The text includes a chapter on good regulatory practices and regulatory cooperation – that was a key ask by Japan. The influence of TTIP can be strongly felt on the working of the text. It covers mainly information exchange (early notice of measures, impact assessments) and largely voluntary cooperation between the EU and the Japanese government.


The agreement includes a now obligatory chapter on labour and environment,  committing both sides to abiding by core international labour conventions and multilateral environmental conventions, with the 2015vParis agreement on climate receiving particular attention. The chapter will be subject to review in future. There’s also a chapter on corporate governance.


All in all the trade agreement is a major commercial and political step for Japan in particular. For Tokyo, the EU agreement involves requires a significant effort in trade liberalisation – not least in the previously unassailable agricultural sector. This matters even more after the United States pulled out of the Transpacific Partnership in early 2017, after which Japan felt is was left in the cold.
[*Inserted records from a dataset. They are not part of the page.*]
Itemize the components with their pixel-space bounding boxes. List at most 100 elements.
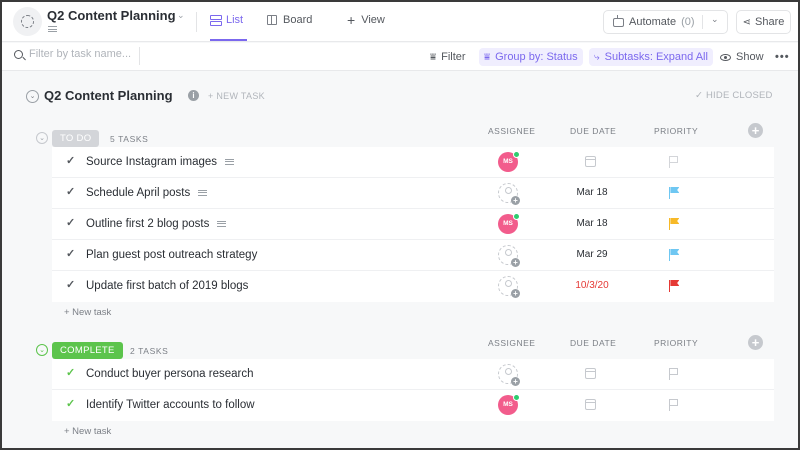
task-name[interactable]: Update first batch of 2019 blogs — [86, 280, 248, 292]
column-header-due-date[interactable]: DUE DATE — [570, 126, 616, 136]
due-date[interactable]: Mar 29 — [557, 249, 627, 260]
task-count: 5 TASKS — [110, 134, 149, 144]
tab-board[interactable]: Board — [267, 14, 312, 26]
flag-icon[interactable] — [669, 399, 680, 411]
check-icon[interactable]: ✓ — [66, 185, 75, 198]
add-column-button[interactable]: + — [748, 123, 763, 138]
divider — [196, 12, 197, 32]
tab-board-label: Board — [283, 14, 313, 26]
avatar[interactable]: MS — [498, 394, 520, 415]
check-icon[interactable]: ✓ — [66, 216, 75, 229]
description-icon — [217, 220, 227, 227]
task-name[interactable]: Conduct buyer persona research — [86, 368, 254, 380]
check-icon[interactable]: ✓ — [66, 154, 75, 167]
column-header-assignee[interactable]: ASSIGNEE — [488, 338, 535, 348]
table-row[interactable]: ✓ Outline first 2 blog posts MS Mar 18 — [52, 209, 774, 240]
tab-list[interactable]: List — [210, 14, 243, 26]
add-view-button[interactable]: + View — [347, 11, 385, 28]
active-tab-indicator — [210, 39, 247, 41]
description-icon[interactable] — [48, 26, 57, 32]
add-assignee-icon[interactable]: + — [498, 245, 520, 267]
calendar-icon[interactable] — [585, 156, 596, 167]
automate-button[interactable]: Automate (0) ⌄ — [603, 10, 728, 34]
plus-icon: + — [347, 11, 356, 28]
group-collapse-toggle[interactable]: ⌄ — [36, 132, 48, 144]
task-list-todo: ✓ Source Instagram images MS ✓ Schedule … — [52, 147, 774, 302]
subtasks-icon: ⤷ — [594, 51, 600, 63]
column-header-assignee[interactable]: ASSIGNEE — [488, 126, 535, 136]
table-row[interactable]: ✓ Source Instagram images MS — [52, 147, 774, 178]
table-row[interactable]: ✓ Plan guest post outreach strategy + Ma… — [52, 240, 774, 271]
table-row[interactable]: ✓ Identify Twitter accounts to follow MS — [52, 390, 774, 421]
column-header-priority[interactable]: PRIORITY — [654, 126, 698, 136]
task-name[interactable]: Source Instagram images — [86, 156, 235, 168]
divider — [139, 47, 140, 65]
avatar[interactable]: MS — [498, 213, 520, 234]
robot-icon — [613, 14, 624, 27]
flag-icon[interactable] — [669, 156, 680, 168]
task-name[interactable]: Plan guest post outreach strategy — [86, 249, 257, 261]
space-icon[interactable] — [13, 7, 42, 36]
due-date[interactable]: 10/3/20 — [557, 280, 627, 291]
automate-label: Automate — [629, 16, 677, 28]
chevron-down-icon[interactable]: ⌄ — [177, 10, 185, 21]
status-badge[interactable]: COMPLETE — [52, 342, 123, 359]
subtasks-label: Subtasks: Expand All — [604, 51, 708, 63]
due-date[interactable]: Mar 18 — [557, 218, 627, 229]
layers-icon: ⩸ — [484, 51, 491, 63]
flag-icon[interactable] — [669, 249, 680, 261]
hide-closed-toggle[interactable]: ✓ HIDE CLOSED — [695, 90, 773, 101]
flag-icon[interactable] — [669, 368, 680, 380]
flag-icon[interactable] — [669, 187, 680, 199]
avatar[interactable]: MS — [498, 151, 520, 172]
add-assignee-icon[interactable]: + — [498, 183, 520, 205]
table-row[interactable]: ✓ Schedule April posts + Mar 18 — [52, 178, 774, 209]
calendar-icon[interactable] — [585, 399, 596, 410]
new-task-button[interactable]: + New task — [64, 426, 111, 437]
task-list-complete: ✓ Conduct buyer persona research + ✓ Ide… — [52, 359, 774, 421]
new-task-link[interactable]: + NEW TASK — [208, 91, 265, 101]
calendar-icon[interactable] — [585, 368, 596, 379]
check-icon[interactable]: ✓ — [66, 278, 75, 291]
info-icon[interactable]: i — [188, 90, 199, 101]
share-button[interactable]: ⋖ Share — [736, 10, 791, 34]
table-row[interactable]: ✓ Update first batch of 2019 blogs + 10/… — [52, 271, 774, 302]
check-icon[interactable]: ✓ — [66, 366, 75, 379]
task-name[interactable]: Schedule April posts — [86, 187, 208, 199]
new-task-button[interactable]: + New task — [64, 307, 111, 318]
flag-icon[interactable] — [669, 280, 680, 292]
task-name[interactable]: Identify Twitter accounts to follow — [86, 399, 255, 411]
group-by-label: Group by: Status — [495, 51, 578, 63]
chevron-down-icon[interactable]: ⌄ — [711, 14, 719, 25]
page-title[interactable]: Q2 Content Planning — [47, 8, 176, 23]
due-date[interactable]: Mar 18 — [557, 187, 627, 198]
group-by-button[interactable]: ⩸ Group by: Status — [479, 48, 583, 66]
table-row[interactable]: ✓ Conduct buyer persona research + — [52, 359, 774, 390]
eye-icon — [720, 53, 731, 61]
chevron-down-icon[interactable]: ⌄ — [26, 89, 39, 103]
status-badge[interactable]: TO DO — [52, 130, 100, 147]
show-button[interactable]: Show — [715, 48, 769, 66]
description-icon — [225, 158, 235, 165]
column-header-due-date[interactable]: DUE DATE — [570, 338, 616, 348]
group-collapse-toggle[interactable]: ⌄ — [36, 344, 48, 356]
share-label: Share — [755, 16, 785, 28]
task-name[interactable]: Outline first 2 blog posts — [86, 218, 227, 230]
search-field[interactable]: Filter by task name... — [14, 48, 131, 60]
add-column-button[interactable]: + — [748, 335, 763, 350]
search-icon — [14, 49, 23, 59]
filter-button[interactable]: ⩸ Filter — [425, 48, 471, 66]
more-options-button[interactable]: ••• — [770, 48, 795, 66]
add-assignee-icon[interactable]: + — [498, 276, 520, 298]
list-icon — [210, 15, 222, 26]
filter-label: Filter — [441, 51, 466, 63]
task-count: 2 TASKS — [130, 346, 169, 356]
check-icon[interactable]: ✓ — [66, 397, 75, 410]
column-header-priority[interactable]: PRIORITY — [654, 338, 698, 348]
search-input[interactable]: Filter by task name... — [29, 48, 131, 60]
list-collapse-toggle[interactable]: ⌄ — [26, 86, 39, 106]
subtasks-button[interactable]: ⤷ Subtasks: Expand All — [589, 48, 713, 66]
flag-icon[interactable] — [669, 218, 680, 230]
add-assignee-icon[interactable]: + — [498, 364, 520, 386]
check-icon[interactable]: ✓ — [66, 247, 75, 260]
Commercially, for the EU the agreement is not the most ambitious agreement it ever signed, although many sectors will benefit from better access to a sophisticated market of solvent customers. CETA remains the gold standard here. However the Japan pact does expand the EU’s way of doing things and regulating international trade in areas such as services, geographical indications, auto standards in Asia. It also confirms the EU as a comparatively timid actor in the area of services and digital.